Post by BCdeb » March 14th, 2020, 4:50 pm

The title is: Tears of Blood
Chapter 1
Lies and Dreams
Lies, lies and more lies. Our parents repeat them in the name of tradition. Santa Claus ruled until you found out the truth. I was 7 years old when I snooped around the upper shelf of the spare room closet and discovered a decorated parcel with a colorful bow on it. I was shocked. A little card read, ‘to Debbie from Santa.’ This was early November. How revolting to be lied to! I revealed my findings after Christmas, but my parents laughed it off. Hogwash. For years I put up with older kids making fun of me because I believed in Santa Claus. And yes, we teeny boppers backed up our parents’ lies by saying ‘they would never, ever lie to us!’
In turn, I confronted them about the Tooth Fairy and the Easter bunny. Why do loving parents tell us heaps of lies because it’s the popular thing to do? I vowed I would never tell my children the aforesaid lies and spare them any future heartache, humiliation and bullying.
Looking back, it’s ironic how we get punished for telling falsehoods. What do parents’ expect from us? They lie to us from birth, throughout our formative years and say it was traditional fun. Are you kidding me? Lies affect and infect an entire family.
In consequence, I told countless fibs. My parents and teachers found it quite difficult to believe anything that came out of my mouth, even when I told the truth. I was in utter confusion as to what was right and wrong. To cope with mental anguish I stole things: pencils, bubble gum, and chocolate bars.
I laid on the grass in our front yard, chewed my stolen Double Bubble and looked up at the sky.
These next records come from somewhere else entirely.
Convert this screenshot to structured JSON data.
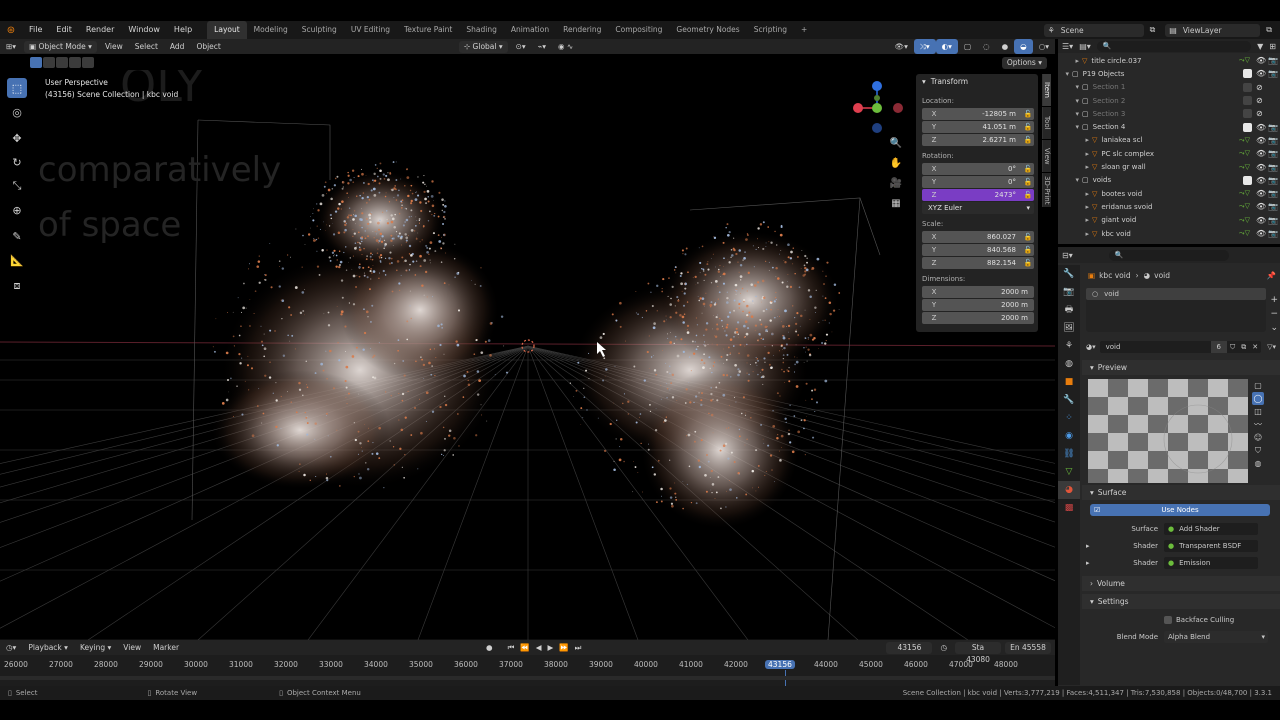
{
  "menu": [
    "File",
    "Edit",
    "Render",
    "Window",
    "Help"
  ],
  "workspaces": [
    "Layout",
    "Modeling",
    "Sculpting",
    "UV Editing",
    "Texture Paint",
    "Shading",
    "Animation",
    "Rendering",
    "Compositing",
    "Geometry Nodes",
    "Scripting",
    "+"
  ],
  "scene_name": "Scene",
  "view_layer": "ViewLayer",
  "header": {
    "mode": "Object Mode",
    "items": [
      "View",
      "Select",
      "Add",
      "Object"
    ],
    "orientation": "Global",
    "options": "Options"
  },
  "viewport": {
    "perspective": "User Perspective",
    "collection": "(43156) Scene Collection | kbc void",
    "bg_text_1": "OLY",
    "bg_text_2": "comparatively",
    "bg_text_3": "of space"
  },
  "transform": {
    "title": "Transform",
    "location_label": "Location:",
    "location": [
      {
        "ax": "X",
        "v": "-12805 m"
      },
      {
        "ax": "Y",
        "v": "41.051 m"
      },
      {
        "ax": "Z",
        "v": "2.6271 m"
      }
    ],
    "rotation_label": "Rotation:",
    "rotation": [
      {
        "ax": "X",
        "v": "0°"
      },
      {
        "ax": "Y",
        "v": "0°"
      },
      {
        "ax": "Z",
        "v": "2473°"
      }
    ],
    "rotation_mode": "XYZ Euler",
    "scale_label": "Scale:",
    "scale": [
      {
        "ax": "X",
        "v": "860.027"
      },
      {
        "ax": "Y",
        "v": "840.568"
      },
      {
        "ax": "Z",
        "v": "882.154"
      }
    ],
    "dimensions_label": "Dimensions:",
    "dimensions": [
      {
        "ax": "X",
        "v": "2000 m"
      },
      {
        "ax": "Y",
        "v": "2000 m"
      },
      {
        "ax": "Z",
        "v": "2000 m"
      }
    ]
  },
  "side_tabs": [
    "Item",
    "Tool",
    "View",
    "3D-Print"
  ],
  "outliner": [
    {
      "name": "title circle.037",
      "indent": 2,
      "dim": false
    },
    {
      "name": "P19 Objects",
      "indent": 1,
      "dim": false
    },
    {
      "name": "Section 1",
      "indent": 2,
      "dim": true
    },
    {
      "name": "Section 2",
      "indent": 2,
      "dim": true
    },
    {
      "name": "Section 3",
      "indent": 2,
      "dim": true
    },
    {
      "name": "Section 4",
      "indent": 2,
      "dim": false
    },
    {
      "name": "laniakea scl",
      "indent": 3,
      "dim": false
    },
    {
      "name": "PC slc complex",
      "indent": 3,
      "dim": false
    },
    {
      "name": "sloan gr wall",
      "indent": 3,
      "dim": false
    },
    {
      "name": "voids",
      "indent": 2,
      "dim": false
    },
    {
      "name": "bootes void",
      "indent": 3,
      "dim": false
    },
    {
      "name": "eridanus svoid",
      "indent": 3,
      "dim": false
    },
    {
      "name": "giant void",
      "indent": 3,
      "dim": false
    },
    {
      "name": "kbc void",
      "indent": 3,
      "dim": false
    }
  ],
  "props": {
    "breadcrumb_obj": "kbc void",
    "breadcrumb_mat": "void",
    "slot": "void",
    "material_name": "void",
    "users": "6",
    "preview": "Preview",
    "surface": "Surface",
    "use_nodes": "Use Nodes",
    "surface_label": "Surface",
    "surface_val": "Add Shader",
    "shader_label": "Shader",
    "shader1": "Transparent BSDF",
    "shader2": "Emission",
    "volume": "Volume",
    "settings": "Settings",
    "backface": "Backface Culling",
    "blend_label": "Blend Mode",
    "blend_val": "Alpha Blend"
  },
  "timeline": {
    "items": [
      "Playback",
      "Keying",
      "View",
      "Marker"
    ],
    "current": "43156",
    "start": "Sta 43080",
    "end": "En 45558",
    "ticks": [
      "26000",
      "27000",
      "28000",
      "29000",
      "30000",
      "31000",
      "32000",
      "33000",
      "34000",
      "35000",
      "36000",
      "37000",
      "38000",
      "39000",
      "40000",
      "41000",
      "42000",
      "43156",
      "44000",
      "45000",
      "46000",
      "47000",
      "48000"
    ]
  },
  "status": {
    "select": "Select",
    "rotate": "Rotate View",
    "context": "Object Context Menu",
    "stats": "Scene Collection | kbc void | Verts:3,777,219 | Faces:4,511,347 | Tris:7,530,858 | Objects:0/48,700 | 3.3.1"
  }
}
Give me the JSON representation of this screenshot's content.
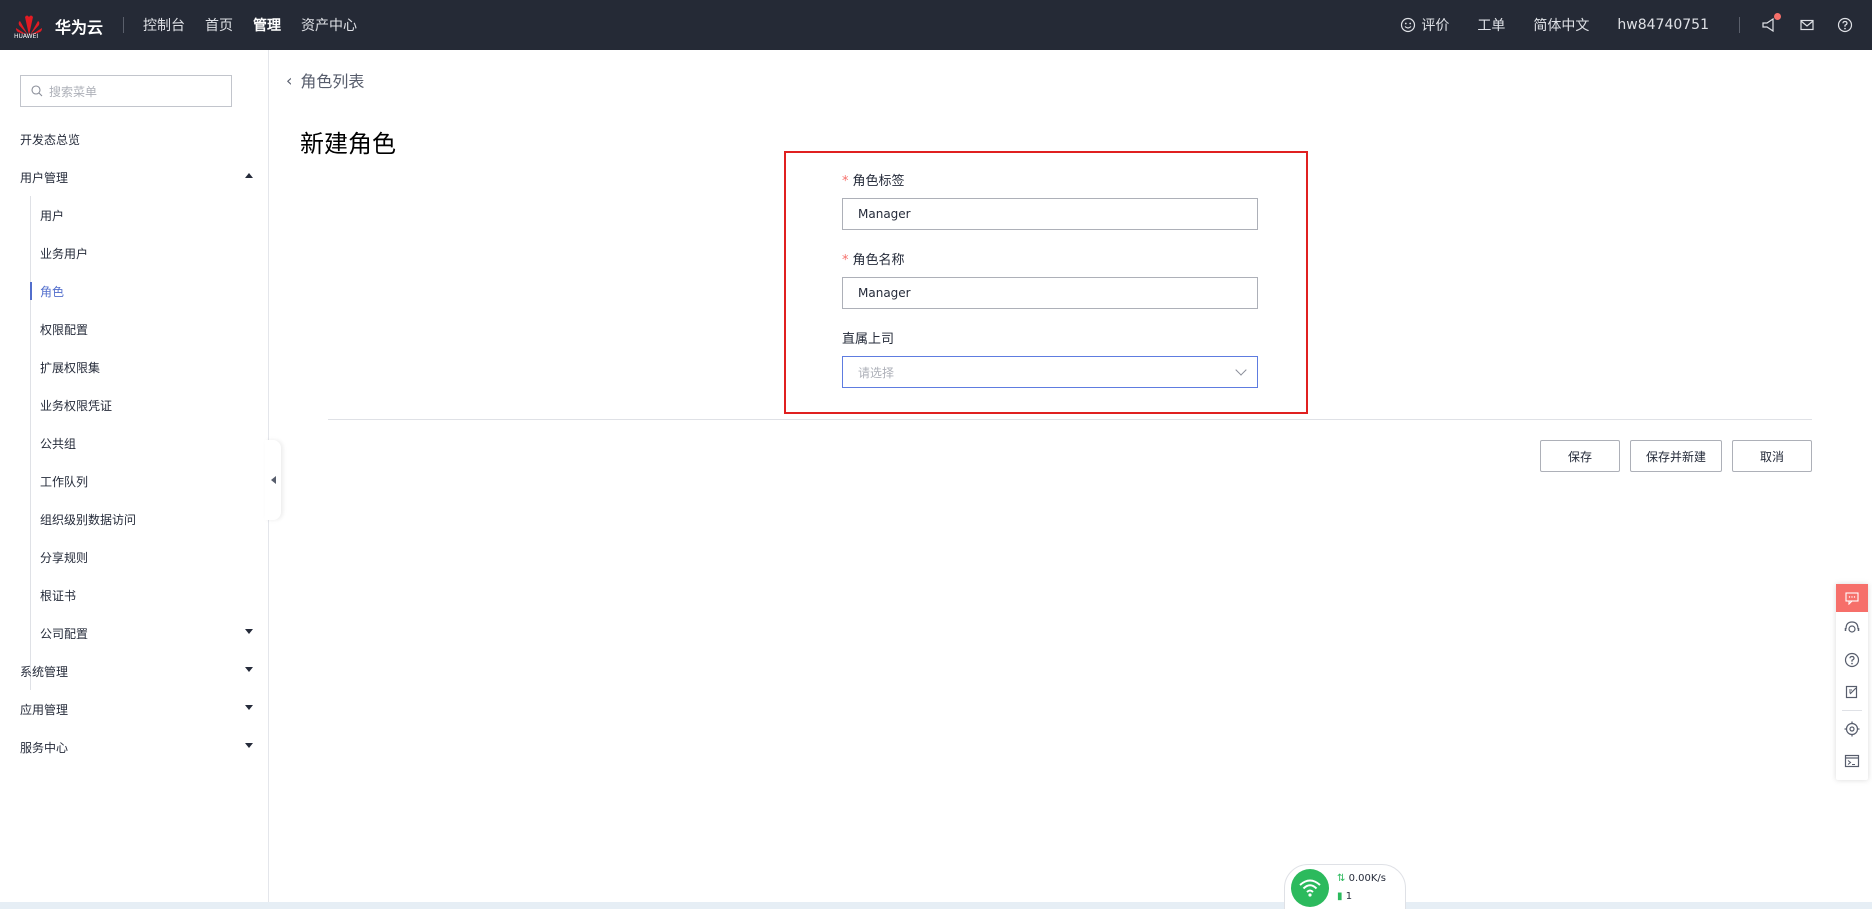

I smiled because mom told me God was looking down on me; happy if I was a good yet not happy if I was bad. I mused ‘what is bad?’ One thing I learned from toddler hood was ‘never tell lies.’ Here we go again. However, some people tell little white ones. Are they good or bad?
Regardless of the numerous questions plaguing my fertile mind, I continued telling tales. However, there were consequences: a leather strap across my open palms three times for lying at school. At home my parents took away my dessert privileges. It was the perfect punishment for me. Mom’s desserts were delectable: chocolate chip cookies, special colored Jell-O cups, animal shaped cakes loaded with icing and last but not least, freshly baked bread. Her baking was to die for. Oh how I wished I could stop lying! Even though I knew God was looking down on me every day, I couldn’t stop. I was confused as Donald Duck who was trying to make a decision; the devil on his right argued with the angel on his left. Which one would he favor? This internal war left me exhausted.
In addition to my dilemma, mom was studying the Bible with Jehovah’s Witnesses. During holidays when movies such as Ben Hur or The Ten Commandments were shown on TV, she compared the Hollywood versions against the Bible. My dad teased her, yet was supportive of her newfound beliefs. However, I wasn’t sure how to react. She seemed obsessed with the Bible and attending the meetings of JWs every Sunday.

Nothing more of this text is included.